Lord Michael Grade, the former head of the BBC, who has criticised the broadcaster's coverage of certain political events, saying the tone is "gleeful and disrespectful". Photo copyright PA Wire/PA Images. Picture credit: Peter Byrne

Former BBC boss Lord Grade of Yarmouth has emerged as the favourite to become the next chair of Ofcom, according to reports.

Culture Secretary Nadine Dorries is expected to make a final decision this week on who will oversee the media regulator.

The process to find a suitable candidate for chair of the watchdog, which oversees broadcasting and telecommunications in the UK, has faced a series of delays since it began two years ago.

It is being rerun after an initial round of interviews failed to find a candidate.

Lord Grade, a former chairman of the BBC, and Lord Gilbert of Panteg, the former deputy chairman of the Conservative Party and life peer, are reportedly now the frontrunners.

During his career, Lord Grade has served as controller of BBC One, chief executive of Channel 4, chairman of the BBC and executive chairman of ITV plc.

He told the Daily Telegraph last month that he had applied for the position of Ofcom chair in November, suggesting he had “kept my hat in the ring” despite “second thoughts”.

The former media executive has spoken in favour of the privatisation of Channel 4 and recently criticised the BBC’s coverage of events such as the Downing Street parties as “gleeful and disrespectful”.

He currently sits as a Conservative peer in the House of Lords after being appointed by David Cameron in 2010.

Lord Gilbert is a former deputy chair of the Conservative party and former chair of the House of Lords communications select committee.

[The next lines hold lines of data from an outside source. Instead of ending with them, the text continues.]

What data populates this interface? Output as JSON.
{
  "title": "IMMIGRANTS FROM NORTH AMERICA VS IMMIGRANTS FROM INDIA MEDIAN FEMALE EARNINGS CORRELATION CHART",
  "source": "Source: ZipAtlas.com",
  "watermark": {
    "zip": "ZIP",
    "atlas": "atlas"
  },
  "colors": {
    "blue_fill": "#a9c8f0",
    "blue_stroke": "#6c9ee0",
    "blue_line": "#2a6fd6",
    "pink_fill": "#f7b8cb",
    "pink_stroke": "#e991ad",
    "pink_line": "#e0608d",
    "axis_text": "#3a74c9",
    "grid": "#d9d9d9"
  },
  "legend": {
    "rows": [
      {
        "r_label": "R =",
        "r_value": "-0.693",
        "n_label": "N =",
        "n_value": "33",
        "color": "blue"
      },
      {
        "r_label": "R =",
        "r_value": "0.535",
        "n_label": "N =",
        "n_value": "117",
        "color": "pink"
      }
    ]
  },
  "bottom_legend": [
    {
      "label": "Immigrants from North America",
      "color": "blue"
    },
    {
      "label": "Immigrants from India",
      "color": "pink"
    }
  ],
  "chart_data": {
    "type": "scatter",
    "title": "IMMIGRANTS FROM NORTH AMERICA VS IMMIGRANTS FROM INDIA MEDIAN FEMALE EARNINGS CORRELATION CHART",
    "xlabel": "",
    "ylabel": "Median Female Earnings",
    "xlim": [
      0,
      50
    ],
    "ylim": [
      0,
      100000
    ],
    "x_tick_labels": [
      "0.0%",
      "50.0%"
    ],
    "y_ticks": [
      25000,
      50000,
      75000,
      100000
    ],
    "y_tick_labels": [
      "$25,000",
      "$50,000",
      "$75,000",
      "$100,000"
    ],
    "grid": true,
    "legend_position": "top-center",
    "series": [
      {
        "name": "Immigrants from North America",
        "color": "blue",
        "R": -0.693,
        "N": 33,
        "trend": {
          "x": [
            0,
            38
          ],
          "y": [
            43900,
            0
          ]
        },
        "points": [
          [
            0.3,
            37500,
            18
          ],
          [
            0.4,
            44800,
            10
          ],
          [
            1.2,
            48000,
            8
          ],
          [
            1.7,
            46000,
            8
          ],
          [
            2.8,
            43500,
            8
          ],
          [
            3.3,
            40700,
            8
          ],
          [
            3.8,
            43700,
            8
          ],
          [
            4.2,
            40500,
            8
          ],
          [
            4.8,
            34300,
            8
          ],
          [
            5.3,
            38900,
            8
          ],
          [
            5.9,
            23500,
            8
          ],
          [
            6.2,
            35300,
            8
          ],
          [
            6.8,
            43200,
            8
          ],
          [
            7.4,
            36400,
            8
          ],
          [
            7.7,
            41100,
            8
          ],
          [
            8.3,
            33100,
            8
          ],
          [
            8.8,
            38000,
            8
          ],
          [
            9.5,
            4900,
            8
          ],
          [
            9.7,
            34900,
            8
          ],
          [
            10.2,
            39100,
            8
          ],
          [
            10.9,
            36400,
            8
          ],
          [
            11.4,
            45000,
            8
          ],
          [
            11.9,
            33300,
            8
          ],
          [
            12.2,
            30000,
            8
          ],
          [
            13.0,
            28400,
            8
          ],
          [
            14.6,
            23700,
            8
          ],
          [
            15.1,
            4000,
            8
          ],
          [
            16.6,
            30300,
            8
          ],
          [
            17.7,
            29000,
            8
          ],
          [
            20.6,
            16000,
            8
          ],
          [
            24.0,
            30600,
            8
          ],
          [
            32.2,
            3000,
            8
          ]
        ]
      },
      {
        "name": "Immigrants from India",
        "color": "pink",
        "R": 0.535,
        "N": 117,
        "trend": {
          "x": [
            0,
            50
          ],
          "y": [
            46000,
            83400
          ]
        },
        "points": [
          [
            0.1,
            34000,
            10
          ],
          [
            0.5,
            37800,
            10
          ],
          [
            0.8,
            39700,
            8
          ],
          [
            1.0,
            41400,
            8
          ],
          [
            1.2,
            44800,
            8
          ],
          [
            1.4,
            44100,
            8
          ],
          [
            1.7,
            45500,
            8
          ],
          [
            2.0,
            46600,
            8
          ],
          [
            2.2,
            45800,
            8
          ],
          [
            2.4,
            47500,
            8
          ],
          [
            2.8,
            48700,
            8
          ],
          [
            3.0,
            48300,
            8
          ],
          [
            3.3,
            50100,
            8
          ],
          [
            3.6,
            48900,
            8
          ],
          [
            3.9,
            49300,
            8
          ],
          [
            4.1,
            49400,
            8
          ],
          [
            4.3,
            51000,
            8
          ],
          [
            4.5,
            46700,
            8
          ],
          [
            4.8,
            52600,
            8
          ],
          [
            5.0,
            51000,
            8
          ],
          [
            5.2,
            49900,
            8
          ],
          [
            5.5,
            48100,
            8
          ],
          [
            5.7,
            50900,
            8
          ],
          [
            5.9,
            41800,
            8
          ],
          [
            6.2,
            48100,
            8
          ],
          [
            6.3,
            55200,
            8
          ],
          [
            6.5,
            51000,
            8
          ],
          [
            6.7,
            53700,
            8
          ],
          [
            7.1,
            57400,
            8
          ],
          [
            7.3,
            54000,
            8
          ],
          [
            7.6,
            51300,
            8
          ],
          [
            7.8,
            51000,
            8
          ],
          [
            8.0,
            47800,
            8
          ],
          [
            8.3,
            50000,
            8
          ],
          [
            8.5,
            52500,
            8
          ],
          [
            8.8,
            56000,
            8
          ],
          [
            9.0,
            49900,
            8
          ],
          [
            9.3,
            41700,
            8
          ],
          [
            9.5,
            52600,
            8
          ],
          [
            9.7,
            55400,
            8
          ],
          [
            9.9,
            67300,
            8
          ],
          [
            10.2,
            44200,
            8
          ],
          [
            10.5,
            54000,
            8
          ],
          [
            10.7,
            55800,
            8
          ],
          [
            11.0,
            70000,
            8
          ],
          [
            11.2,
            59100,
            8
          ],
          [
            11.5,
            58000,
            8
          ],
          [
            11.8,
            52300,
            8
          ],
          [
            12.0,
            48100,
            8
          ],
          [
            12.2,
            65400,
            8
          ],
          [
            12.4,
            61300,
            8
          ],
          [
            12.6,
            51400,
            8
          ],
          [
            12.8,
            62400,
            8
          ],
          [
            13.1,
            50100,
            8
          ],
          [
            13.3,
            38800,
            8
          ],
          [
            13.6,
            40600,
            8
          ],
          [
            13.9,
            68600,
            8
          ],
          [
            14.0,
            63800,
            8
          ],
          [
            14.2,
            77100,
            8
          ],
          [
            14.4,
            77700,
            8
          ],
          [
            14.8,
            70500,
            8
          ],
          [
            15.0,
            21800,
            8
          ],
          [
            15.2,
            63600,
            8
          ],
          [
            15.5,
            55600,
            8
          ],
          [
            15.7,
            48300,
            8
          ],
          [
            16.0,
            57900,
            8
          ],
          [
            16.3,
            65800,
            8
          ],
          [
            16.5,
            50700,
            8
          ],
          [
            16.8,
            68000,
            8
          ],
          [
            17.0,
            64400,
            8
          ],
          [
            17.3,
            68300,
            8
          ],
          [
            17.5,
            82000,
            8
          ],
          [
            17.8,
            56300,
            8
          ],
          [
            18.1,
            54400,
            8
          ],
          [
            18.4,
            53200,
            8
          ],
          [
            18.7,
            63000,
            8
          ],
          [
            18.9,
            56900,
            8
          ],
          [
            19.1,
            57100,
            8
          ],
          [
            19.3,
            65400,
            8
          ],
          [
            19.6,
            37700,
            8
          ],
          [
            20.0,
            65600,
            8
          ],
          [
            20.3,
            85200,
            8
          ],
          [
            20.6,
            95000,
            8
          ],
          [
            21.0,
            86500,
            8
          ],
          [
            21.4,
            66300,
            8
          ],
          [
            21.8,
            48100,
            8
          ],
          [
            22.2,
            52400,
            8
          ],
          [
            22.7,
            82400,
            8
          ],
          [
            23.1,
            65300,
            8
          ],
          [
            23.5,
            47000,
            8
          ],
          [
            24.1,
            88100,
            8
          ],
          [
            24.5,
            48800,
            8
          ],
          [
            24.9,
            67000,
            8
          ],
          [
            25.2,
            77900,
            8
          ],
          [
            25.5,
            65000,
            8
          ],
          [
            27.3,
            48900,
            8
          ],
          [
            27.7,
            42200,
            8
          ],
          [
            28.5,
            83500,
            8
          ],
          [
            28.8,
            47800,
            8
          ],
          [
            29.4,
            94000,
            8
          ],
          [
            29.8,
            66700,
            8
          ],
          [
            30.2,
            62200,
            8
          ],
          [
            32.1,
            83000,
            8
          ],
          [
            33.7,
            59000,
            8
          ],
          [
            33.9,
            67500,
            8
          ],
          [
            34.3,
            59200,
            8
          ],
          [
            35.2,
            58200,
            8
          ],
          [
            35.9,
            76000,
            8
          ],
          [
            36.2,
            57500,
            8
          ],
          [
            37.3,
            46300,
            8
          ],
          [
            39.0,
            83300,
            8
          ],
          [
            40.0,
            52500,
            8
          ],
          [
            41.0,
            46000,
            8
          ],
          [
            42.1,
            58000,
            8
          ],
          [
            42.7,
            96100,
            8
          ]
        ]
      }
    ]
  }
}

In January, ministers announced they were reopening the recruitment process for the £142,500 three-day-a-week job, and extending the application deadline after a “favourite” to fill the position walked away.

Former Daily Mail editor Paul Dacre was reportedly Boris Johnson’s preferred choice during the initial interviews but he withdrew from the race, claiming the civil service had influenced the process because of his right-of-centre “convictions”.

A spokesman for the Department for Digital, Culture, Media and Sport said:

“No final decision has been made on the Government’s preferred candidate for Ofcom chair. Once a decision has been made, we will make an announcement in due course.”